Founded in 1813, New Albany, Indiana (population 71,000) is the seat of Floyd County, situated on the Ohio River across from Louisville, Kentucky. Steamboat shipbuilding was the cornerstone of the city’s economy during the mid-19th century, along with glass manufacturing. By 1850, New Albany was the largest city in Indiana.

The city’s economy flourished even when the steamboat industry collapsed, thanks to the coming of the railroad, which sparked development of pork-packing and locomotive repair businesses. In the early 20th century, New Albany became a major producer of plywood and veneer, and recently its economy has diversified into a wide range of manufacturing.

One of New Albany’s most visible preservation efforts is the Division Street School, constructed in 1884 as an elementary school for black children, which operated until 1946. The schoolhouse was rehabilitated, including restoration of its historic windows, and today is used as an educational resource and neighborhood community building. 

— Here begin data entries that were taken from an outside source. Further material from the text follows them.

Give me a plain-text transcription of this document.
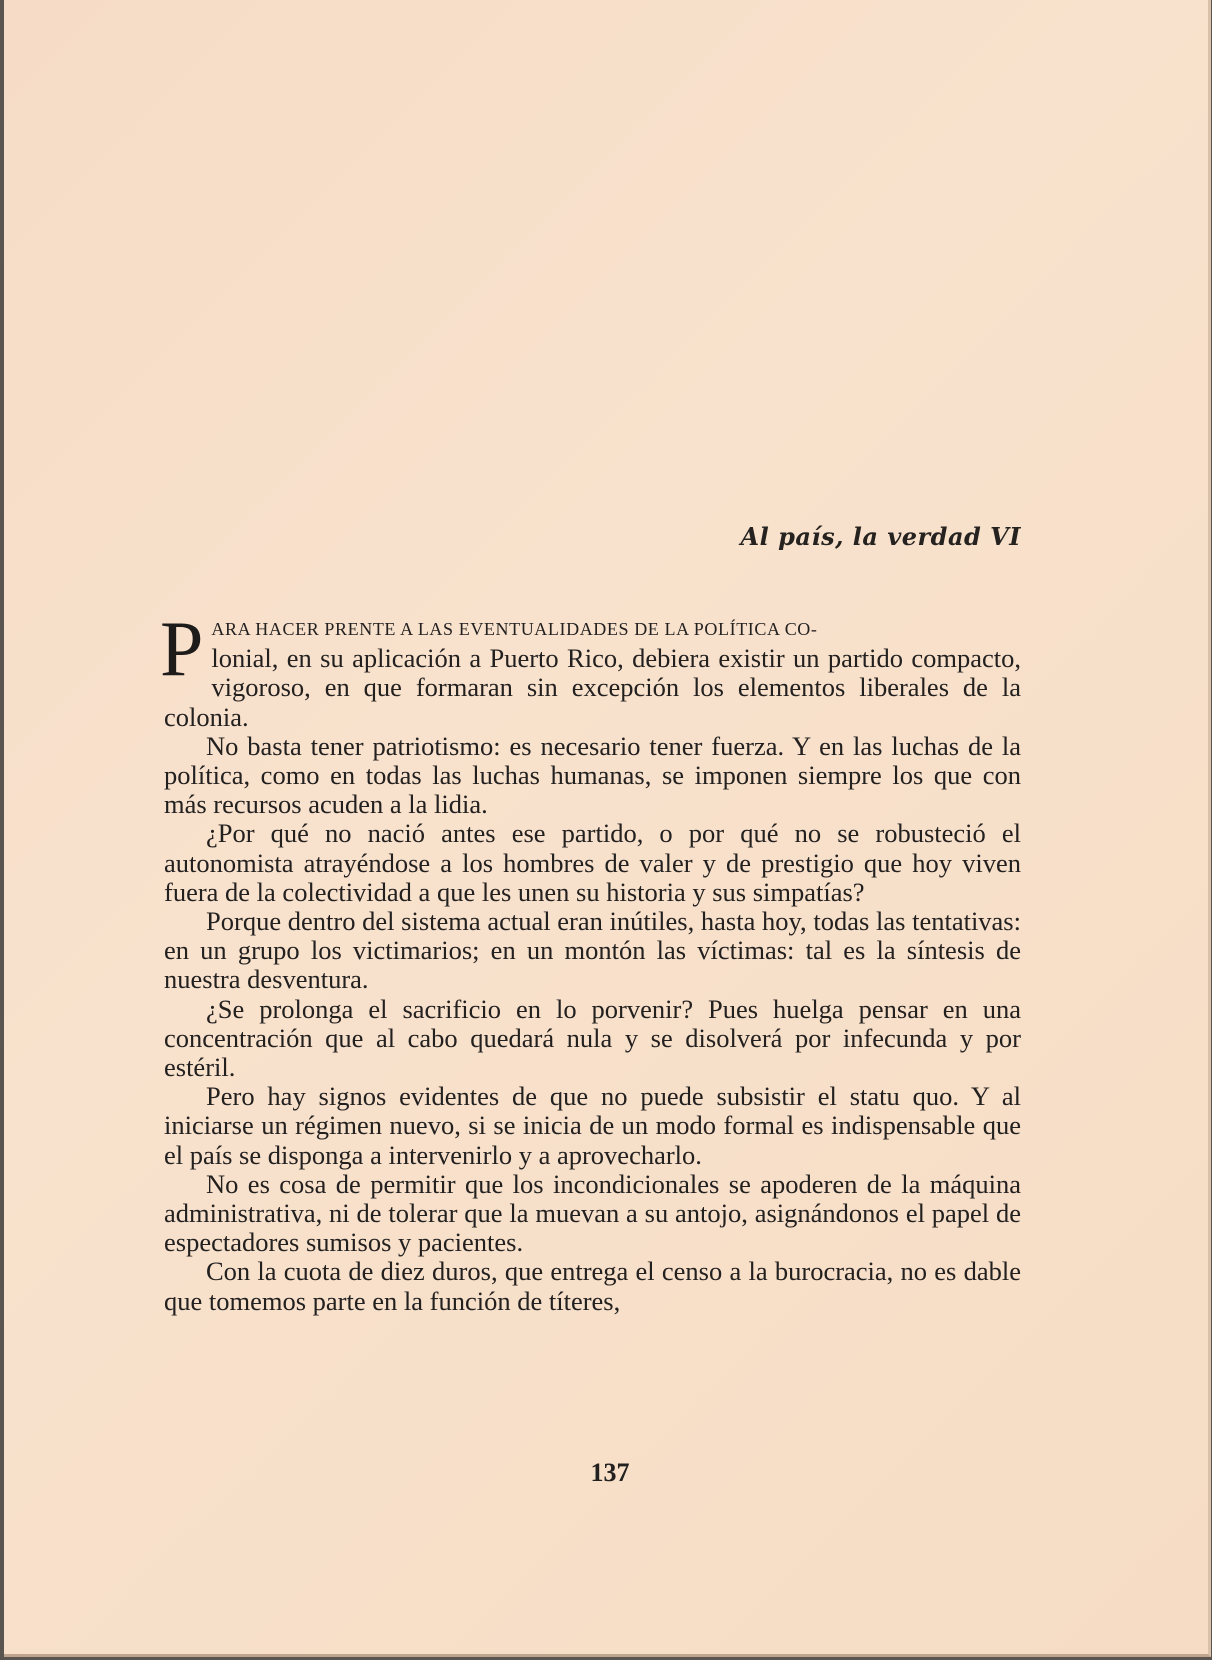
Al país, la verdad VI

PARA HACER PRENTE A LAS EVENTUALIDADES DE LA POLÍTICA CO-
lonial, en su aplicación a Puerto Rico, debiera existir un partido compacto, vigoroso, en que formaran sin excepción los elementos liberales de la colonia.

No basta tener patriotismo: es necesario tener fuerza. Y en las luchas de la política, como en todas las luchas humanas, se imponen siempre los que con más recursos acuden a la lidia.

¿Por qué no nació antes ese partido, o por qué no se robusteció el autonomista atrayéndose a los hombres de valer y de prestigio que hoy viven fuera de la colectividad a que les unen su historia y sus simpatías?

Porque dentro del sistema actual eran inútiles, hasta hoy, todas las tentativas: en un grupo los victimarios; en un montón las víctimas: tal es la síntesis de nuestra desventura.

¿Se prolonga el sacrificio en lo porvenir? Pues huelga pensar en una concentración que al cabo quedará nula y se disolverá por infecunda y por estéril.

Pero hay signos evidentes de que no puede subsistir el statu quo. Y al iniciarse un régimen nuevo, si se inicia de un modo formal es indispensable que el país se disponga a intervenirlo y a aprovecharlo.

No es cosa de permitir que los incondicionales se apoderen de la máquina administrativa, ni de tolerar que la muevan a su antojo, asignándonos el papel de espectadores sumisos y pacientes.

Con la cuota de diez duros, que entrega el censo a la burocracia, no es dable que tomemos parte en la función de títeres,

137
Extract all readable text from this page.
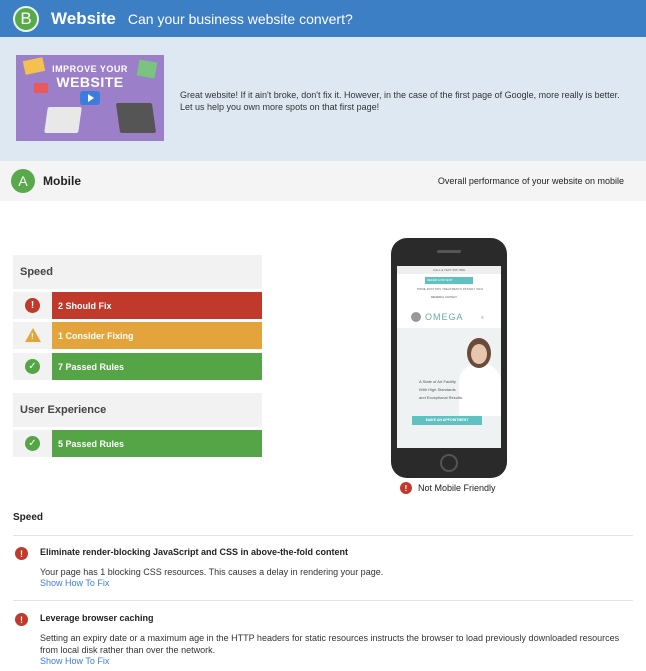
B	Website Can your business website convert?
IMPROVE YOUR
WEBSITE
Great website! If it ain't broke, don't fix it. However, in the case of the first page of Google, more really is better. Let us help you own more spots on that first page!
A	Mobile	Overall performance of your website on mobile
Speed
!	2 Should Fix
!	1 Consider Fixing
✓	7 Passed Rules
User Experience
✓	5 Passed Rules
CALL & TEXT 555 7896
REFER A PATIENT
HOME DOCTORS TREATMENTS PATIENT INFO
REFERRAL CONTACT
OMEGA	≡
A State of Art Facility
With High Standards
and Exceptional Results.
MAKE AN APPOINTMENT
!	Not Mobile Friendly
Speed
!	Eliminate render-blocking JavaScript and CSS in above-the-fold content
Your page has 1 blocking CSS resources. This causes a delay in rendering your page.
Show How To Fix
!	Leverage browser caching
Setting an expiry date or a maximum age in the HTTP headers for static resources instructs the browser to load previously downloaded resources from local disk rather than over the network.
Show How To Fix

Other attractions include Scribner House, the museum home of New Albany’s founding family; Culbertson Mansion State Historic Site, a Victorian house museum; the Carnegie Center for Art and History, which maintains a permanent collection of local historical artifacts; and a walking tour of Mansion Row, featuring 27 historic homes.

Each year hundreds of thousands of visitors flock to historic downtown New Albany for the week-long Harvest Homecoming. This Library of Congress-honored project has become Indiana’s third largest festival, featuring events for all ages and involving nearly all of the community’s religious and civic organizations.

Designated a Preserve America Community in January 2006.